Article
· book: capital ideas
· finance
Capital Ideas — Introduction: The Revolution in the Wealth of Nations
- 1. The financial revolution was driven by academics, not Wall Street insiders, who developed theories based on risk-reward trade-offs and market efficiency.
- 2. The bear market of 1973-74, which erased over 40% of stock values and caused a 35% loss in bond purchasing power, forced practitioners to adopt academic theories.
- 3. The global capital market grew from $2 trillion in 1969 to over $22 trillion by 1990, with more than half trading outside the U.S.
- 4. Institutional investors now own over 50% of U.S. common stock and account for 80% of trading activity, while individual direct holdings fell from 44% to 16% of financial assets.
- 5. Daily trading on the New York Stock Exchange averaged over 150 million shares by 1990, more than ten times the 1974 average.

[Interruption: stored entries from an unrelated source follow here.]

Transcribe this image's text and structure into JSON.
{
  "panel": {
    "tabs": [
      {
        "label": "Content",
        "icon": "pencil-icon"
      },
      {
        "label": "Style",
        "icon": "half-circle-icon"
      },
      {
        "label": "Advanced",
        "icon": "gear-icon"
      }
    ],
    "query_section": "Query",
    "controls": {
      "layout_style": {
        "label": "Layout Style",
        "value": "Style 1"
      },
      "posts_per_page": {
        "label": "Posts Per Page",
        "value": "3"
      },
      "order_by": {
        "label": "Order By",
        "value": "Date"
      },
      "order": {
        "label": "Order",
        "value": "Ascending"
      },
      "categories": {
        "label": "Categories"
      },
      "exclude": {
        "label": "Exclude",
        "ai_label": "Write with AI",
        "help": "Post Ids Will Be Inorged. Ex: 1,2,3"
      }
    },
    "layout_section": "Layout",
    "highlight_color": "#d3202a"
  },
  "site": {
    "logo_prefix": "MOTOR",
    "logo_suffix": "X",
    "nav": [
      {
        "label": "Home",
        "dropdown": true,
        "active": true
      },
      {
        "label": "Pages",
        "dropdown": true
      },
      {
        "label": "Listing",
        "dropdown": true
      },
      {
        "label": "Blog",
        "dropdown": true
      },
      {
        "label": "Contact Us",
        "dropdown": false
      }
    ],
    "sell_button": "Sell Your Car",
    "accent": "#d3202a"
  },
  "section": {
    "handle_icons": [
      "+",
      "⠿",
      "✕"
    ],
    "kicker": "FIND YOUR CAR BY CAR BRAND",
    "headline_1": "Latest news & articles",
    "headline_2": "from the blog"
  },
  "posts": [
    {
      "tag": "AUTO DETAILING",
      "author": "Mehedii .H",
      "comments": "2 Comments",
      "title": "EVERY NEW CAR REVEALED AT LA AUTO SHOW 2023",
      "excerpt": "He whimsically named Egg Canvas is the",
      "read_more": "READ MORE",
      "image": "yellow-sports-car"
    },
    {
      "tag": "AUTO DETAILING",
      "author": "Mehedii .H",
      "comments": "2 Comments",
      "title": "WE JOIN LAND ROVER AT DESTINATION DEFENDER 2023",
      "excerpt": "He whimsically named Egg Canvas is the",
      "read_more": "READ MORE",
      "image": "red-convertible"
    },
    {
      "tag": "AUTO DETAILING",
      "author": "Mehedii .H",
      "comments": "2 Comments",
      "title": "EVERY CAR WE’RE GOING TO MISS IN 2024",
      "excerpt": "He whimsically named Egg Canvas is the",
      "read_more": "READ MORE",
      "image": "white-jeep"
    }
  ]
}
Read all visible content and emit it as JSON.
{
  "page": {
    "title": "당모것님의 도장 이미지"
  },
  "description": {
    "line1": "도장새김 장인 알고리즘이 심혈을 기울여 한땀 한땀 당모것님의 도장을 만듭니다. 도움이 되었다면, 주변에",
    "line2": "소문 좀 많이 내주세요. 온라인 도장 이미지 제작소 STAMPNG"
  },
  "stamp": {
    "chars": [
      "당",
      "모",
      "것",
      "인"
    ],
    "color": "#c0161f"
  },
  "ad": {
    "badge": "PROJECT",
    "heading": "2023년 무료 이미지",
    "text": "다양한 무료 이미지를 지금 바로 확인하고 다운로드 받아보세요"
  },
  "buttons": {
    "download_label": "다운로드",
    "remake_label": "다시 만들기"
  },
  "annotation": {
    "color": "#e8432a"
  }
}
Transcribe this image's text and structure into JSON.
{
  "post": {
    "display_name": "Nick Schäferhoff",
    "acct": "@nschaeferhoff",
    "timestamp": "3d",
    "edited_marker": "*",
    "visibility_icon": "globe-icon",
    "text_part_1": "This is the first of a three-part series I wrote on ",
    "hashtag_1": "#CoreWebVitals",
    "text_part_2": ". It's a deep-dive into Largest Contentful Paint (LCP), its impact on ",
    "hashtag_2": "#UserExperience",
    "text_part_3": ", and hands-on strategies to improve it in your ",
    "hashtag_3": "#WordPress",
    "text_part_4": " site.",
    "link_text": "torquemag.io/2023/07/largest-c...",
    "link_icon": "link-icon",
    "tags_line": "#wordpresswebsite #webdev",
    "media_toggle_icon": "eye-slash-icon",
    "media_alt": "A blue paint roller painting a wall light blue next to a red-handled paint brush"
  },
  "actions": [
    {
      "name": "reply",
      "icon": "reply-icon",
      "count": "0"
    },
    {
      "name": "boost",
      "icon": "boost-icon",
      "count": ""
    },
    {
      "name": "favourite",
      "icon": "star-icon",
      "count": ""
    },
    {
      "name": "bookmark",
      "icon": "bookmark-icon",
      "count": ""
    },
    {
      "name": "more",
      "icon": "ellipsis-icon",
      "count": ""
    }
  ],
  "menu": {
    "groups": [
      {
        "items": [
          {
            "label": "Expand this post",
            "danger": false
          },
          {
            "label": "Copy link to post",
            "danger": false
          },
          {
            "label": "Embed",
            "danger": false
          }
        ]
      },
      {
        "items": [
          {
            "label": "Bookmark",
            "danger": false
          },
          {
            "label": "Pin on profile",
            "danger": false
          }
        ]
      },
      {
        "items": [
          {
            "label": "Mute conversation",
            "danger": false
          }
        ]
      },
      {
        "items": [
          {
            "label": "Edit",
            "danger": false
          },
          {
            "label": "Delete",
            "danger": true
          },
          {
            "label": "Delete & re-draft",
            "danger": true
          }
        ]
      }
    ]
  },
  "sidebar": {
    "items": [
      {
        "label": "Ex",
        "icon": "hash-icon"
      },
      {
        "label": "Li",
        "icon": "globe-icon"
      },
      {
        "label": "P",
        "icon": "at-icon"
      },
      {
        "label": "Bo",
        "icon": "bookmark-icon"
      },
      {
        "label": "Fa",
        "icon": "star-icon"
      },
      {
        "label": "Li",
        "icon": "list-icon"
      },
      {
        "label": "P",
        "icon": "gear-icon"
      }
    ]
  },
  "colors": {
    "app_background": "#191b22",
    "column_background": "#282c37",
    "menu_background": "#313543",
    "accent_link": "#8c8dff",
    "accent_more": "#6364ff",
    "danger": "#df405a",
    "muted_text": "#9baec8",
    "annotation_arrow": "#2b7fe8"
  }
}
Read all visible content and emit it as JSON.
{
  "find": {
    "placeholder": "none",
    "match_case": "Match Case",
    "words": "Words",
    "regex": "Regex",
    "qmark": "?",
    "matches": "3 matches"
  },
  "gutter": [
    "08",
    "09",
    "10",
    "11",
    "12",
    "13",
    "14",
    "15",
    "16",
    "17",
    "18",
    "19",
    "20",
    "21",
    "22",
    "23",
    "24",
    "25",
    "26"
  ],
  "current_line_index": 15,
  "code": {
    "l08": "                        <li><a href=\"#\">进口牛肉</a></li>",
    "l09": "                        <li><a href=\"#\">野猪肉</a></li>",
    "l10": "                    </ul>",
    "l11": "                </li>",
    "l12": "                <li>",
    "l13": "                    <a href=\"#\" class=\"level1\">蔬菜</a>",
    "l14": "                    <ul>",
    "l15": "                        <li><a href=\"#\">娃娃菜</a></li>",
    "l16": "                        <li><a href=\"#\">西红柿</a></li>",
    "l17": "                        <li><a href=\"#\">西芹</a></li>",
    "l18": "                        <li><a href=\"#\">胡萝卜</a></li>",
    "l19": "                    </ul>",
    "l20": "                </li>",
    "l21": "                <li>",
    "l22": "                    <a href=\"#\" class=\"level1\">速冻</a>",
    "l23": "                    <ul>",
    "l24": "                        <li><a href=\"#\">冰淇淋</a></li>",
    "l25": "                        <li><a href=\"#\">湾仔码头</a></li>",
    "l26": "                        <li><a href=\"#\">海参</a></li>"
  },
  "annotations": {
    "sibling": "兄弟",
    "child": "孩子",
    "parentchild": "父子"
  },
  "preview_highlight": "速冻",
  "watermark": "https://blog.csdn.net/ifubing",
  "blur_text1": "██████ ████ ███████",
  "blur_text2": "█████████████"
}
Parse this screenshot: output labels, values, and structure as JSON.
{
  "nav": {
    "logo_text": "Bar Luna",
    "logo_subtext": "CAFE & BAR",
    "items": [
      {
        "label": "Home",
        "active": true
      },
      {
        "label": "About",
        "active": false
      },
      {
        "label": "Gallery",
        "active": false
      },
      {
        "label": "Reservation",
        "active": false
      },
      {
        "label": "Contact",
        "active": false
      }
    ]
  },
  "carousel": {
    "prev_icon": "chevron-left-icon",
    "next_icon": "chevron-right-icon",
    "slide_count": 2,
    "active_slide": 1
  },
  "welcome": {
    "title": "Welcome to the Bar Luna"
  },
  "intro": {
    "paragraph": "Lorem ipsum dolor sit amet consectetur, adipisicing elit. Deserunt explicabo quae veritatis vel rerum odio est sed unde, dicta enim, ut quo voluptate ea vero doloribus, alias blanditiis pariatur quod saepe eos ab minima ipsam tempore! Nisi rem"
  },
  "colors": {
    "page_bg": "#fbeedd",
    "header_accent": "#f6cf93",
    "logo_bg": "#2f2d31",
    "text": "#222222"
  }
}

- 6. The revolution was enabled by the rise of institutional investors like pension funds, which were tax-exempt and could trade actively without capital gains constraints.
- 7. The number of investment advisors tripled and mutual funds quadrupled during the 1980s, with nearly 100 firms managing over $10 billion each.
- 8. The academics who pioneered the revolution were mostly professors with backgrounds in mathematics, physics, or astronomy, not finance practitioners.
- 9. The computer was essential for testing and applying financial theories, enabling complex calculations and automated trading.
- 10. Financial markets serve a serious social function by converting hard assets into liquid, tradeable securities and allocating capital to productive uses.